Show a real, smooth function of Hermitian operator is Hermitian

1. Apr 9, 2013

Ikaros

1. The problem statement, all variables and given/known data

If B is Hermitian, show that BN and the real, smooth function f(B) is as well.

2. Relevant equations

The operator B is Hermitian if $\int { { f }^{ * }(x)Bg(x)dx= } { \left[ \int { { g }^{ * }(x)Bf(x) } \right] }^{ * }$

3. The attempt at a solution

Below is my complete solution. I'm hoping someone can review and let me know if it is okay.

Given the operator B, we can define the operator BN as B$\cdot$B$\cdot$B$\cdot$...BN. Using this, we can show:

$\int { { f }^{ * }(x){ B }^{ N }g(x)dx= } \\ \int { { f }^{ * }(x){ B }BB...{ B }_{ N }g(x)dx= } \\ { \left[ \int { { g }^{ * }(x){ B }BB...{ B }_{ N }f(x) } \right] }^{ * }=\\ \int { { g }(x){ { B }^{ * } }{ B }^{ * }{ B }^{ * }...{ B }^{ * }_{ N }{ f }^{ * }(x) } =\\ \int { { g }(x){ B }^{ { N }^{ * } }{ f }^{ * }(x) } \\$

Therefore, BN is also Hermitian.

Given the operator B, we can define the smooth function f(B) by a Taylor series expansion:

f(B)=$\sum _{ N=0 }^{ \infty }{ \frac { 1 }{ N! } \frac { { \partial }^{ N }f }{ \partial { B }^{ N } } } { B }^{ N }$

Since B0 = 1 and $\frac { { \partial }^{ N }f }{ \partial { B }^{ N } }$ can be treated as scalar derivatives of a normal function (a number) and BN was shown to be Hermitian, we're left with a scalar multiplied by a Hermitian, which is itself Hermitian.

2. Apr 16, 2013

Ikaros

I've sought assistance from others regarding the above, and everyone believes it's okay . However, I'd love some feedback in this thread on my approach.

3. Apr 16, 2013

Dick

I would say exactly the same thing. If B is hermitian then B^N is hermitian. If B^N is hermitian then any power series in B is also hermitian. Do you see any flaw in that?

4. Apr 17, 2013

Ikaros

Hi Dick and thanks for your reply. I don't see any flaw in the reasoning, but I'm hoping my solution above conveys this clearly.

5. Apr 17, 2013

Dick

It's clear enough to me. But I do think the notation is a little ugly. And are you clear on what something like $B^*$ means? Using bra-ket notation would make this a lot nicer.

6. Apr 17, 2013

micromass

Staff Emeritus
What does the notation $\frac{\partial^N f}{\partial B^N}$ mean? I don't think I've ever encountered that...

7. Apr 18, 2013

Ikaros

Thanks Dick. I should be practicing my Dirac notation more...

$\left< { f }|{ \hat { B } }|{ g } \right> ={ \left< { g }|{ \hat { B } }|{ f } \right> }^{ * }$

As for $B^*$, it is the Hermitian conjugate. In this case, I probably should be using the dagger notation ${ B }^{ \dagger }$.

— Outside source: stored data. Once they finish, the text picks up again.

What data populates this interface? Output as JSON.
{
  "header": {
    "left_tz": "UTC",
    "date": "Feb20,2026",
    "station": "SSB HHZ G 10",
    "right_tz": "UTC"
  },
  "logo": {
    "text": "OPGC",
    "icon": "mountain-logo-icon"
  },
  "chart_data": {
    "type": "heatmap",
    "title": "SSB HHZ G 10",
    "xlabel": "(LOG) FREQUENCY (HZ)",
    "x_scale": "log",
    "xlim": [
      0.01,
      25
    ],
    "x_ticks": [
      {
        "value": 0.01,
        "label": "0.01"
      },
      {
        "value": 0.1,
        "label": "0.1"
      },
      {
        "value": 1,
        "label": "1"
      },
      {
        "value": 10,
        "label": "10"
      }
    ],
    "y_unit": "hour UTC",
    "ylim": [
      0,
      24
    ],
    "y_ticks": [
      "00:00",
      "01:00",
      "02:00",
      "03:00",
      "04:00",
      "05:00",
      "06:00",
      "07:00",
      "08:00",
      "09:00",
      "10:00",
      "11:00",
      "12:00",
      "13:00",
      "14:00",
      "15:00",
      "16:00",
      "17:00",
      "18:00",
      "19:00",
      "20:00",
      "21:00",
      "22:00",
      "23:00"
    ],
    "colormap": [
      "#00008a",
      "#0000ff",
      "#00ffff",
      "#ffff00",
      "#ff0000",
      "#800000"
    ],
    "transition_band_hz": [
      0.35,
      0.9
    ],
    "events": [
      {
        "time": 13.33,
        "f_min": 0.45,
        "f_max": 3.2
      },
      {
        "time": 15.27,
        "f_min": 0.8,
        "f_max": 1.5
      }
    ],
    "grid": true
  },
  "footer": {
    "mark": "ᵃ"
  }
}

I may have been a bit lazy with the notation there because my cut and paste from LaTex didn't work. I'll cut and paste the image.

I've been shown that a function of an operator f(A) can be defined by a Taylor series expansion:

where is a scalar calculated in the same way as the derivative of a normal function.

8. Apr 18, 2013

Dick

Sure. So Hermitian means $<f|Bg>=<Bf|g>$ for any f and g. That makes it 'almost' obvious that $<f|B^ng>=<B^nf|g>$. If it's not sufficiently obvious, it's easy to formalize the proof with induction.